Durant l’entrevue avec Mr et Mme Jean, ils ont tous nié allant jusqu’à accuser la mère de Steev d’être derrière cette tragédie familliale. Propos évidemment contredits par la mère de Steev. » On accuse toujours les autres quand on a quelque chose à cacher. Ils n’arrêtaient pas de martyriser la petite. Cela me faisait beaucoup de peine. M. Jean est même venu me mettre en garde une fois afin de tenir mon fils loin de sa fille «
Quelques jours après cet entretien avec Mr et Mme Jean, le jeune Steev a quitté la zone à la suite de menaces proférées contre lui. La marraine de Anne a par la suite refusé toute autre interview proposée. Tout comme les parents de substitution concernant les menaces à l’encontre de Steev et de Anne.
Anne a porté plainte…
Devant une telle situation Anne a porté plainte pour viol et menaces. Elle s’est rendue à l’IBESR, entité administrative, mais qui dans ce cas fait aussi office de police judiciaire selon la loi, qui doit transférer son dossier au parquet pour les suites nécessaires.
Par contre pour la recherche de paternité, l’IBESR va mettre en marche son système pour retrouver si possible les véritables parents, moyennant une investigation encore plus poussée autour de la famille Jean.
Toutefois, les yeux des instances concernés sont rivés sur ce phénomène. Le code pénal traite de la substitution d’enfants. Et il existe une loi promulguée en 2014 sur la maternité, la paternité et la filiation.
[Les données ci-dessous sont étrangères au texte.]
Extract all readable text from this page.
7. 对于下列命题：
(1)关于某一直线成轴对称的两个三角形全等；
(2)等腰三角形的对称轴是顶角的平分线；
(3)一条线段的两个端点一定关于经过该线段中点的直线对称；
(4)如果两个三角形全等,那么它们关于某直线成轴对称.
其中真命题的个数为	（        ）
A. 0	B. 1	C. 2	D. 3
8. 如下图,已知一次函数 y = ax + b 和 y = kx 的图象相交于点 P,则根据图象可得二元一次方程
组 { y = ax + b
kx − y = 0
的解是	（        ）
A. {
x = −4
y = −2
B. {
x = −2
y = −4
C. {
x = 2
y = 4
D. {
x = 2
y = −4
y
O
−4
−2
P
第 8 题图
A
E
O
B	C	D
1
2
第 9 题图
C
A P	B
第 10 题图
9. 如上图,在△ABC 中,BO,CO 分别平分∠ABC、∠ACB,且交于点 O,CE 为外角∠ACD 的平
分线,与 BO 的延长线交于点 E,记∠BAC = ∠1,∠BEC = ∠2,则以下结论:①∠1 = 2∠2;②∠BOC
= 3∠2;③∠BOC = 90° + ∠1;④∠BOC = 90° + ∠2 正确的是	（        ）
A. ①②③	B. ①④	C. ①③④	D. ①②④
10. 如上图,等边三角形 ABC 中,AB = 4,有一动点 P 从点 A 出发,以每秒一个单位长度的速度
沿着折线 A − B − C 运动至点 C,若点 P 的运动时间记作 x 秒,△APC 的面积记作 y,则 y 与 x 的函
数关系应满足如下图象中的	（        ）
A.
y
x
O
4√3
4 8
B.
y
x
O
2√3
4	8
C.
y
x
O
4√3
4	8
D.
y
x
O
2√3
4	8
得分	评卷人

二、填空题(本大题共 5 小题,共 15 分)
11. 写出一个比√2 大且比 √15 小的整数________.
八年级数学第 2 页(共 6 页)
Le code pénal est clair en son art 294. Les coupables d’enlèvement, de recel ou de supression d’un enfant, de subtitution d’un enfant à un autre, ou de supposition d’un enfant à une femme qui ne sera pas accouchée seront punis de la réclusion C- pén 17, 20, 31,33.
La même peine s’applique à l’encontre de ceux qui étant chargés d’un enfant, ne le représenteront point aux personnes qui ont le droit de le réclamer. C. CIV. 57, 330, 331, 361 C.Pen 279 et suiv 295, 300.
L’IBESR est bien éveillé sur ce dossier. Que la justice puisse bien se mettre en marche pour substitution d’un enfant à un autre et viol présumé sur mineure. Dans l’intervalle la voie s’ouvre pour que Anne puisse espérer voir un jour ses véritables parents.
Margella Douyon
Dans l’idée de proteger l’identite de la mineur derrière Anne. Des moms d’emprunts ont été attribués à elle et ses proches.